LE JOURNAL DU DROIT DES JEUNES

L'éditorial de Caroline De Man et Benoît Van Keirsbilck dans le JDJ N°365

Quand le mauvais exemple vient d’en haut

Les scandales de «gouvernance» récents (entendez, des politiciens sans scrupule qui profitent de leur statut pour s’en mettre plein les poches) ont révélé ce qui pourrait n’être que la pointe de l’iceberg. La dernière révélation en date, «l’affaire du Samu-social», atteint de nouveaux sommets. C’en est écœurant.

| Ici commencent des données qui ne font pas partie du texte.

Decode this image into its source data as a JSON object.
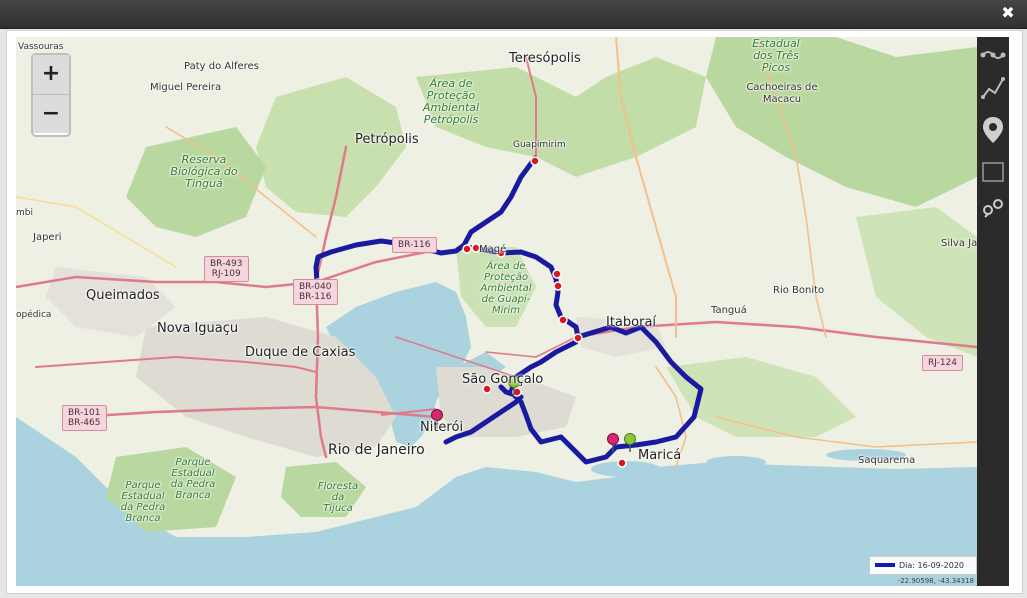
{
  "window": {
    "close_label": "✖"
  },
  "zoom": {
    "in_label": "+",
    "out_label": "−"
  },
  "map_labels": {
    "vassouras": "Vassouras",
    "paty": "Paty do Alferes",
    "miguel": "Miguel Pereira",
    "teresopolis": "Teresópolis",
    "petropolis": "Petrópolis",
    "guapimirim": "Guapimirim",
    "mage": "Magé",
    "japeri": "Japeri",
    "queimados": "Queimados",
    "nova_iguacu": "Nova Iguaçu",
    "duque": "Duque de Caxias",
    "itaborai": "Itaboraí",
    "tangua": "Tanguá",
    "rio_bonito": "Rio Bonito",
    "silva_jardim": "Silva Jar",
    "cachoeiras": "Cachoeiras de Macacu",
    "sao_goncalo": "São Gonçalo",
    "niteroi": "Niterói",
    "rio": "Rio de Janeiro",
    "marica": "Maricá",
    "saquarema": "Saquarema",
    "seropedica": "opédica",
    "left_edge": "mbi"
  },
  "park_labels": {
    "protecao_petropolis": "Área de Proteção Ambiental Petrópolis",
    "reserva_tingua": "Reserva Biológica do Tinguá",
    "tres_picos": "Estadual dos Três Picos",
    "protecao_guapi": "Área de Proteção Ambiental de Guapi-Mirim",
    "pedra_branca_1": "Parque Estadual da Pedra Branca",
    "pedra_branca_2": "Parque Estadual da Pedra Branca",
    "tijuca": "Floresta da Tijuca"
  },
  "shields": {
    "br493": "BR-493",
    "rj109": "RJ-109",
    "br040": "BR-040",
    "br116a": "BR-116",
    "br116b": "BR-116",
    "br101": "BR-101",
    "br465": "BR-465",
    "rj124": "RJ-124"
  },
  "tools": [
    {
      "name": "route-tool-icon"
    },
    {
      "name": "path-tool-icon"
    },
    {
      "name": "marker-tool-icon"
    },
    {
      "name": "rectangle-tool-icon"
    },
    {
      "name": "points-tool-icon"
    }
  ],
  "legend": {
    "label": "Dia: 16-09-2020",
    "route_color": "#1a1aa0"
  },
  "coordinates": "-22.90598, -43.34318"
}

Cet étalage de comportements intolérables, dans une hallucinante décontraction, s’inscrit dans un contexte socioéconomique caractérisé par un taux de chômage élevé, des jeunes qui rencontrent des difficultés majeures d’insertion, des emplois précaires et mal rémunérés et la menace en cas de refus «d’emploi convenable» de se voir refuser des aides publiques.

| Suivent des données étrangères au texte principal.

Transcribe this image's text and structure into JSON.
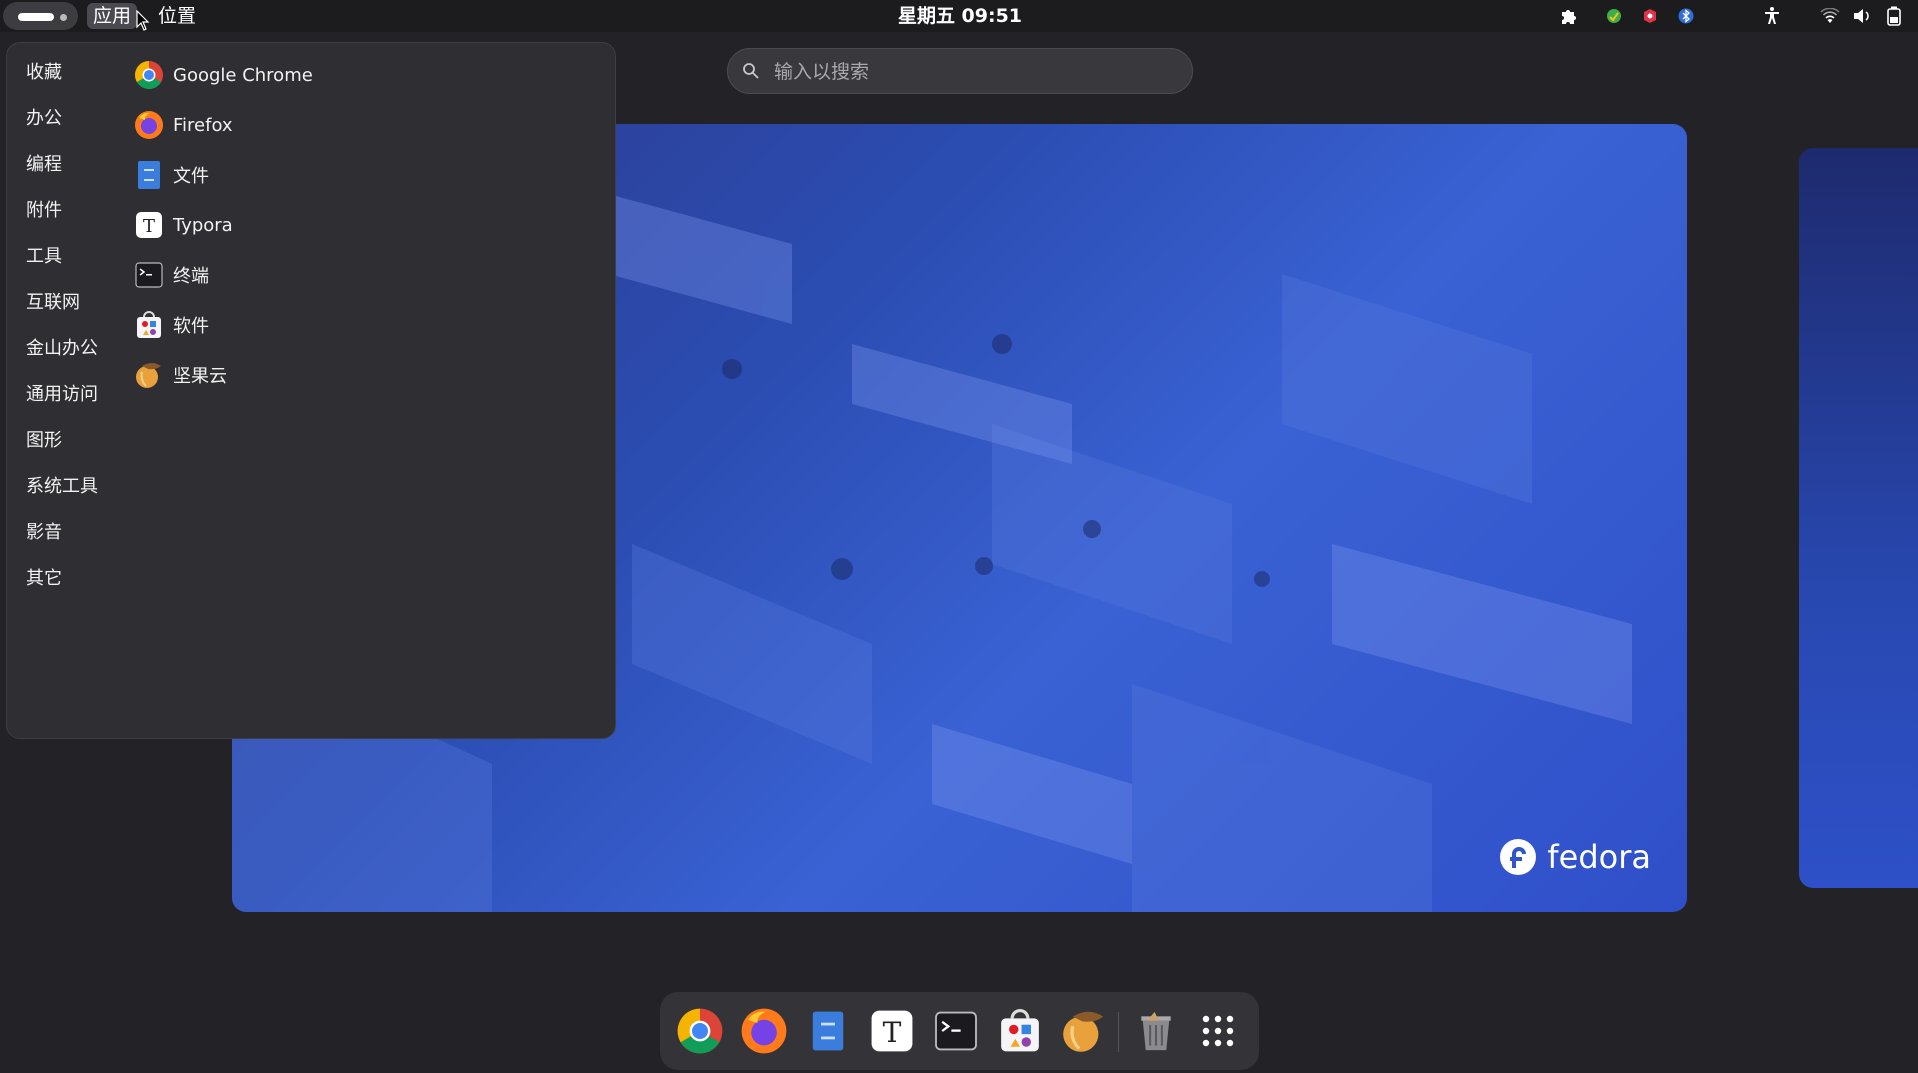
{
  "topbar": {
    "apps_menu": "应用",
    "places_menu": "位置",
    "clock": "星期五 09:51"
  },
  "search": {
    "placeholder": "输入以搜索"
  },
  "menu": {
    "categories": [
      "收藏",
      "办公",
      "编程",
      "附件",
      "工具",
      "互联网",
      "金山办公",
      "通用访问",
      "图形",
      "系统工具",
      "影音",
      "其它"
    ],
    "apps": [
      {
        "label": "Google Chrome",
        "icon": "chrome-icon"
      },
      {
        "label": "Firefox",
        "icon": "firefox-icon"
      },
      {
        "label": "文件",
        "icon": "files-icon"
      },
      {
        "label": "Typora",
        "icon": "typora-icon"
      },
      {
        "label": "终端",
        "icon": "terminal-icon"
      },
      {
        "label": "软件",
        "icon": "software-icon"
      },
      {
        "label": "坚果云",
        "icon": "nutstore-icon"
      }
    ]
  },
  "workspace": {
    "brand": "fedora"
  },
  "dock": {
    "items": [
      "chrome-icon",
      "firefox-icon",
      "files-icon",
      "typora-icon",
      "terminal-icon",
      "software-icon",
      "nutstore-icon",
      "trash-icon",
      "show-apps-icon"
    ]
  },
  "tray": [
    "extensions-icon",
    "tray-app-green-icon",
    "tray-app-red-icon",
    "bluetooth-icon",
    "accessibility-icon",
    "wifi-icon",
    "volume-icon",
    "battery-icon"
  ],
  "colors": {
    "panel": "#2e2e33",
    "topbar": "#1c1c1f",
    "accent_blue": "#3a62d4"
  }
}
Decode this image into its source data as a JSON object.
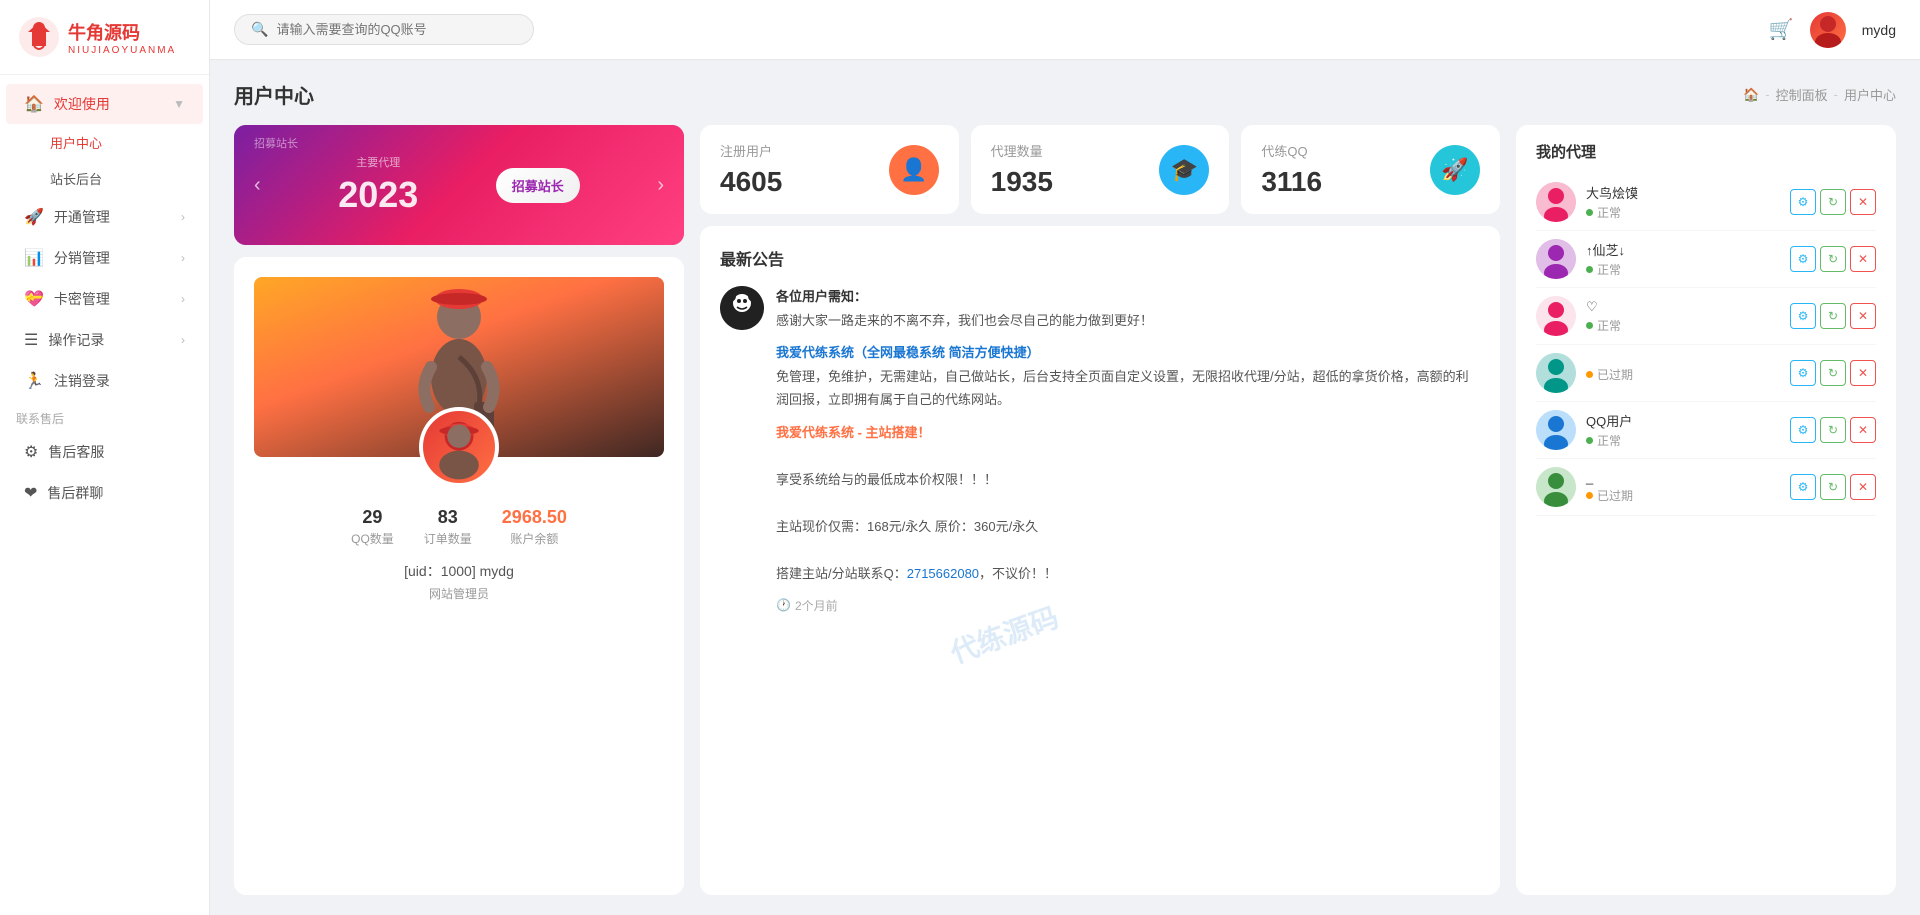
{
  "sidebar": {
    "logo": {
      "main": "牛角源码",
      "sub": "NIUJIAOYUANMA"
    },
    "welcome_section": "欢迎使用",
    "items": [
      {
        "id": "welcome",
        "label": "欢迎使用",
        "icon": "🏠",
        "hasArrow": true,
        "active": true
      },
      {
        "id": "user-center",
        "label": "用户中心",
        "sub": true,
        "active": true
      },
      {
        "id": "backend",
        "label": "站长后台",
        "sub": true
      },
      {
        "id": "open-manage",
        "label": "开通管理",
        "icon": "🚀",
        "hasArrow": true
      },
      {
        "id": "dist-manage",
        "label": "分销管理",
        "icon": "📊",
        "hasArrow": true
      },
      {
        "id": "card-manage",
        "label": "卡密管理",
        "icon": "💝",
        "hasArrow": true
      },
      {
        "id": "operation-log",
        "label": "操作记录",
        "icon": "☰",
        "hasArrow": true
      },
      {
        "id": "logout",
        "label": "注销登录",
        "icon": "🏃",
        "hasArrow": false
      }
    ],
    "after_sale_section": "联系售后",
    "after_sale_items": [
      {
        "id": "customer-service",
        "label": "售后客服",
        "icon": "⚙"
      },
      {
        "id": "after-sale-group",
        "label": "售后群聊",
        "icon": "❤"
      }
    ]
  },
  "topbar": {
    "search_placeholder": "请输入需要查询的QQ账号",
    "username": "mydg",
    "cart_icon": "🛒"
  },
  "page": {
    "title": "用户中心",
    "breadcrumbs": [
      "🏠",
      "控制面板",
      "用户中心"
    ]
  },
  "banner": {
    "label": "主要代理",
    "year": "2023",
    "main_text": "招募站长",
    "btn_text": "招募站长"
  },
  "profile": {
    "stats": [
      {
        "num": "29",
        "label": "QQ数量",
        "color": "normal"
      },
      {
        "num": "83",
        "label": "订单数量",
        "color": "normal"
      },
      {
        "num": "2968.50",
        "label": "账户余额",
        "color": "orange"
      }
    ],
    "uid": "[uid：1000] mydg",
    "role": "网站管理员"
  },
  "stat_cards": [
    {
      "title": "注册用户",
      "num": "4605",
      "icon": "👤",
      "icon_class": "icon-orange"
    },
    {
      "title": "代理数量",
      "num": "1935",
      "icon": "🎓",
      "icon_class": "icon-blue"
    },
    {
      "title": "代练QQ",
      "num": "3116",
      "icon": "🚀",
      "icon_class": "icon-teal"
    }
  ],
  "announcement": {
    "title": "最新公告",
    "avatar_emoji": "🐼",
    "header": "各位用户需知：",
    "intro": "感谢大家一路走来的不离不弃，我们也会尽自己的能力做到更好！",
    "section1_title": "我爱代练系统（全网最稳系统 简洁方便快捷）",
    "section1_body": "免管理，免维护，无需建站，自己做站长，后台支持全页面自定义设置，无限招收代理/分站，超低的拿货价格，高额的利润回报，立即拥有属于自己的代练网站。",
    "section2_title": "我爱代练系统 - 主站搭建！",
    "section2_body": "享受系统给与的最低成本价权限！！！\n\n主站现价仅需：168元/永久 原价：360元/永久\n\n搭建主站/分站联系Q：2715662080，不议价！！",
    "contact_qq": "2715662080",
    "time": "2个月前",
    "watermark": "代练源码"
  },
  "agents": {
    "title": "我的代理",
    "items": [
      {
        "name": "大鸟烩馍",
        "status": "正常",
        "status_type": "normal",
        "avatar_color": "#f48fb1",
        "avatar_emoji": "🧑"
      },
      {
        "name": "↑仙芝↓",
        "status": "正常",
        "status_type": "normal",
        "avatar_color": "#ce93d8",
        "avatar_emoji": "👩"
      },
      {
        "name": "♡",
        "status": "正常",
        "status_type": "normal",
        "avatar_color": "#f48fb1",
        "avatar_emoji": "❤"
      },
      {
        "name": "",
        "status": "已过期",
        "status_type": "expired",
        "avatar_color": "#80cbc4",
        "avatar_emoji": "🧑"
      },
      {
        "name": "QQ用户",
        "status": "正常",
        "status_type": "normal",
        "avatar_color": "#90caf9",
        "avatar_emoji": "👤"
      },
      {
        "name": "_",
        "status": "已过期",
        "status_type": "expired",
        "avatar_color": "#a5d6a7",
        "avatar_emoji": "👩"
      }
    ],
    "btn_labels": {
      "gear": "⚙",
      "refresh": "↻",
      "delete": "✕"
    }
  },
  "colors": {
    "accent": "#e53935",
    "sidebar_bg": "#ffffff",
    "main_bg": "#f0f2f5"
  }
}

Le message à l’attention des jeunes qui transparaît de cet «exemple» donné par des adultes bien en vue, est désastreux : quand on a du pouvoir et une place enviable, on peut impunément se servir dans la caisse. Les condamnations de ces pratiques, à la légalité plus que douteuse, ont généralement tardé et n’interviennent que quand il n’y a pas moyen de faire autrement, quand le risque d’une dégelée dans les urnes est plus grand que le bénéfice des combines entre copains. Elles ne sont en tout cas pas à la hauteur du dommage social causé.

Quel décalage par rapport au quotidien du plus grand nombre des familles (les montants détournés en guise «d’argent de poche» sont généralement bien supérieurs au revenu d’intégration sociale, ce minimum de moyens d’existence avec lequel nombre de personnes doivent survivre) ! Quel mépris aussi pour toutes les personnes qui s’engagent bénévolement dans les nombreuses associations qui existent en Belgique. D’autant plus que ces associations sont souvent créées pour pallier les manquements de l’État dans la mise en place d’une véritable protection sociale au bénéfice des citoyens les plus fragilisés.

La pauvreté et le sans-abrisme augmente (en huit ans le nombre de personnes sans abri a pratiquement doublé dans les communes bruxelloises (1)). Cette faillite de la lutte contre la pauvreté, d’aucuns voudraient encore la facturer aux plus pauvres, telle cette idée de pénaliser la mendicité avec des enfants, qui ressort à intervalles réguliers, au lieu de repenser l’accompagnement et l’insertion des personnes précarisées et marginalisées par le système.

Si la «crise politique», qui a des airs de «football panique» débouche sur de nouvelles mœurs, visant à servir l’intérêt public plutôt que son propre petit intérêt personnel, on y aura peut-être gagné quelque chose. À condition que toutes ces pratiques cessent et que des mécanismes de contrôle effectifs soient fonctionnels. C’est pas gagné.

Caroline De Man et Benoît Van Keirsbilck


(1) «Sans-abri et mal-logés en Région de Bruxelles-Capitale» – novembre 2016 / mars 2017 – Centre d’appui du secteur bruxellois de l’aide aux sans-abri la Strada.